These characters belong to Mutant Enemy.
Just Another Manic Monday
Xander woke to the smell of cookies, and the feel of heat on his face.
"Honey!" Anya's voice.
He opened his eyes. "Gahhh!" She was beaming, holding a plate all of two inches from his nose. "Good morning, An," he said. He looked at the plate.
"I baked!" she said proudly, waving the plate around. He removed it from her carefully, placing it on the table beside the bed, then he sat up. "Gingerbread men," she told him unnecessarily, picking one up and ramming it into his mouth. She took another from the plate and bit into it with great enjoyment.
Xander took a bite cautiously, then raised his eyebrows in surprise. It was actually pretty good. "This is great, An," he said, spraying crumbs on the mattress. "Oops."
Then he looked at the plate properly. He blinked. "These are anatomically correct."
"Yes," she agreed. She broke off another piece.
He winced. "Do you have to snap that part off quite so enthusiastically?"
That was the easiest part of his day.
He noticed the time, and screeched. "Oh, God, I have to shower – I'm gonna be late for work. . ."
He showered and threw on his clothes. A button came off his shirt. "Aargh."
"Want me to sew it on for you?" Anya offered.
"No, thanks, honey," he said hurriedly, "I'll just grab another from the pile." She had obviously grasped the basics of cooking, but sewing was another matter. He tried to keep her away from sharp objects as much as possible. There had been blood, and much cursing – most of it his – last time she'd sewn.

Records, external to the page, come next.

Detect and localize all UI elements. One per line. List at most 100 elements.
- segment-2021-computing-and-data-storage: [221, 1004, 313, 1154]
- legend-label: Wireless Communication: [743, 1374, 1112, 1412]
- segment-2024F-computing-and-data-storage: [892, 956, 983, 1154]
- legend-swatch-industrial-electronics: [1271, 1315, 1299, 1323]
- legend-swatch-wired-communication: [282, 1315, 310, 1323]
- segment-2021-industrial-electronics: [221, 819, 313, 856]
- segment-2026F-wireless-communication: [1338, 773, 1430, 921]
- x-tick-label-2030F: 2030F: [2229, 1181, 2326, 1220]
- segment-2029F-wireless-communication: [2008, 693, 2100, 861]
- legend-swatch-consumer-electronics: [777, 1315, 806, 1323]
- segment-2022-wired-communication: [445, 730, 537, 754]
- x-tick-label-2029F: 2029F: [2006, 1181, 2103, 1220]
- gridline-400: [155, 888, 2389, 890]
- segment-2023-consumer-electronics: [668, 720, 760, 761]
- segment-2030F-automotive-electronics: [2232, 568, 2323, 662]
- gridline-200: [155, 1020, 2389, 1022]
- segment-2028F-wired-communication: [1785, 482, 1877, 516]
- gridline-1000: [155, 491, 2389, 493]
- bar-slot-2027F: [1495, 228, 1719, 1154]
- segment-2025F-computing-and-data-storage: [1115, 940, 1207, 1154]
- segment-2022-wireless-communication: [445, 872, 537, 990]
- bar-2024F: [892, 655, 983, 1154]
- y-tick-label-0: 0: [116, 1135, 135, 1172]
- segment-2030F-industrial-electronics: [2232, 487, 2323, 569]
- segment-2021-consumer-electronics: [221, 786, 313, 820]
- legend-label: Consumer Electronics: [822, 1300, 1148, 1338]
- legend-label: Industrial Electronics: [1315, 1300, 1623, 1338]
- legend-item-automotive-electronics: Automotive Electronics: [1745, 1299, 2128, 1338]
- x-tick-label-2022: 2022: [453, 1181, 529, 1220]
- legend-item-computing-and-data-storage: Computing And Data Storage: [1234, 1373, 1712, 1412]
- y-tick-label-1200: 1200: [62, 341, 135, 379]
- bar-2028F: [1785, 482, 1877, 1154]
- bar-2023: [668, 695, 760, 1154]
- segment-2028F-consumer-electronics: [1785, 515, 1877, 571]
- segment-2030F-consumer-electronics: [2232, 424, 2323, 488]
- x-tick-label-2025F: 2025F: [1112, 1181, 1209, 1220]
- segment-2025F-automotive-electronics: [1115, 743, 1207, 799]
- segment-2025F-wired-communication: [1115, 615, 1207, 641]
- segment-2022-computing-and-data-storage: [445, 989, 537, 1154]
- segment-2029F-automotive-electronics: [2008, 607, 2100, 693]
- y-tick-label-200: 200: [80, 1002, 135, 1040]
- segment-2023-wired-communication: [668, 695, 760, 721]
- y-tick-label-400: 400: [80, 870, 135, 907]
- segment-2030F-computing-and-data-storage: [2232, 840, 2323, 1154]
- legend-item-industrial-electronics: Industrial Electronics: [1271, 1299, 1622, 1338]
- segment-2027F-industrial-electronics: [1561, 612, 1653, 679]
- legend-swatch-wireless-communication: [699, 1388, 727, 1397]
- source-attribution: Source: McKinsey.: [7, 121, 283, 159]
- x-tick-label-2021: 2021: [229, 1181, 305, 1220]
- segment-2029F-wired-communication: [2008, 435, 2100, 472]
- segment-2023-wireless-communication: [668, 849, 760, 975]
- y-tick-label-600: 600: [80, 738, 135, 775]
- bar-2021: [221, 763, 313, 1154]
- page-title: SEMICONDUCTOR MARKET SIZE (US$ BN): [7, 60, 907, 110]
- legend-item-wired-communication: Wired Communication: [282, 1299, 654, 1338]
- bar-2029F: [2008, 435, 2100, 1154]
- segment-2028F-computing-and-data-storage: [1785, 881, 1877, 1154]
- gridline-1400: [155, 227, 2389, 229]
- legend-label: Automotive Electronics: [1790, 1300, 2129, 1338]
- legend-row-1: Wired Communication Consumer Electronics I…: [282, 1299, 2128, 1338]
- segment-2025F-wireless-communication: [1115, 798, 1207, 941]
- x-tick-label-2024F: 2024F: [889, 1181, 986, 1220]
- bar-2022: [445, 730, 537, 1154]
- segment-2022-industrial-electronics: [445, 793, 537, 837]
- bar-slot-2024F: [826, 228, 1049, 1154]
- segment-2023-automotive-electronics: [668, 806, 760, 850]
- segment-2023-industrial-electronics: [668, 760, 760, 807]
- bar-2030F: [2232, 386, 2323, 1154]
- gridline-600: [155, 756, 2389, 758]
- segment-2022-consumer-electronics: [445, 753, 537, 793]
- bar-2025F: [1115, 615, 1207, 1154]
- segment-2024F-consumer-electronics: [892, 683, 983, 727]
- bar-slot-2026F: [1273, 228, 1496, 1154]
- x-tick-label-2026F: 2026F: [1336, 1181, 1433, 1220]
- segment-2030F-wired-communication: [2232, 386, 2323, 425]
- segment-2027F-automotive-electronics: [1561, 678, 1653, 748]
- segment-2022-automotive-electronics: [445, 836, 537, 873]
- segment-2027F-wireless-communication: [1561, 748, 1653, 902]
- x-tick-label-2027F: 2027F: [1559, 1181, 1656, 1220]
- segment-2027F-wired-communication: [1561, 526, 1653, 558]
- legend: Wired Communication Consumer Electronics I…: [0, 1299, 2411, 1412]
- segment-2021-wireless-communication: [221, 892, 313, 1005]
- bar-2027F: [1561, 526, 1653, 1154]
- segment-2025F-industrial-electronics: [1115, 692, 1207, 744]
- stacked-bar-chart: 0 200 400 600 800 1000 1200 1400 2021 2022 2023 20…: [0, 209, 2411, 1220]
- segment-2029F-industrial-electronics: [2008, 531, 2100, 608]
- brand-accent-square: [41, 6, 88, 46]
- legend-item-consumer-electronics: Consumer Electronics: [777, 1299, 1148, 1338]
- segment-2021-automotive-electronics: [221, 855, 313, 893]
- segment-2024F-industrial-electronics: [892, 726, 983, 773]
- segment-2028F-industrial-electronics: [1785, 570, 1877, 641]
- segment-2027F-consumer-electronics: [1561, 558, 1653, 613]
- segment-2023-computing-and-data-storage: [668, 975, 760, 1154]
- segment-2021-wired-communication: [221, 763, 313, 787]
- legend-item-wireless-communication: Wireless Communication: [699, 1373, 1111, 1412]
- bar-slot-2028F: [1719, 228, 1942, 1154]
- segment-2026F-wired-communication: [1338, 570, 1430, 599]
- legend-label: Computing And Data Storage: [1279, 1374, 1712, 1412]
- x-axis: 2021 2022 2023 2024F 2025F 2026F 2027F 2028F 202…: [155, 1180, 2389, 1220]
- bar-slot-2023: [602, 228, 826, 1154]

Xander picked up another shirt. [I should've done laundry yesterday instead of getting distracted with An,] he thought regretfully, then whacked himself on the forehead. [Stupid! That's no way to think about your wonderful girlfriend.]
He kissed her goodbye, and fell out the door, tripping over his shoelaces. He ran downstairs.
Car wouldn't start. The freakin' car wouldn't start. He lifted the hood. No water in the radiator. He refilled it from the bottle he kept in the trunk for just such emergencies, feeling pissed off but unusually grown-up. [I know stuff about cars!] It started unsteadily the next time, then roared into life. He drove off down the street in first, grinding the gears when he changed to third.
He realised he should've changed to second, when the car stalled in the middle of an intersection. "Sorry," he muttered to all the honking and hollering going on outside the car. He started again and drove off, face bright red.
During the course of the day, he stubbed his toe, dropped a hammer off the roof of a house and nearly brained a co-worker, found out Anya had once again kept "Steel Magnolias" for ten weeks longer than the video store had expected, discovered a worm in his Chinese food at lunch, and dropped a screwdriver into the cement mixer.
"Good Lord," he sighed as he drove home. "I feel like the Zeppo again." He reminded himself of all the good things he'd done. How he'd saved the lives of all of his friends at various times. How he had helped them with personal demons, and literal demons. He thought about his job, and how lucky he was to be in a job he liked, where he was respected and earned good money.
Then he bumped his head when he got out of the car. "It's Monday," he noted, when he stopped swearing. "It has to be better tomorrow."
He went into his apartment and kissed Anya before he realized. He groaned. "What a stupid, stupid thing to say."
When he walked down to the car the next morning, a tree fell on him.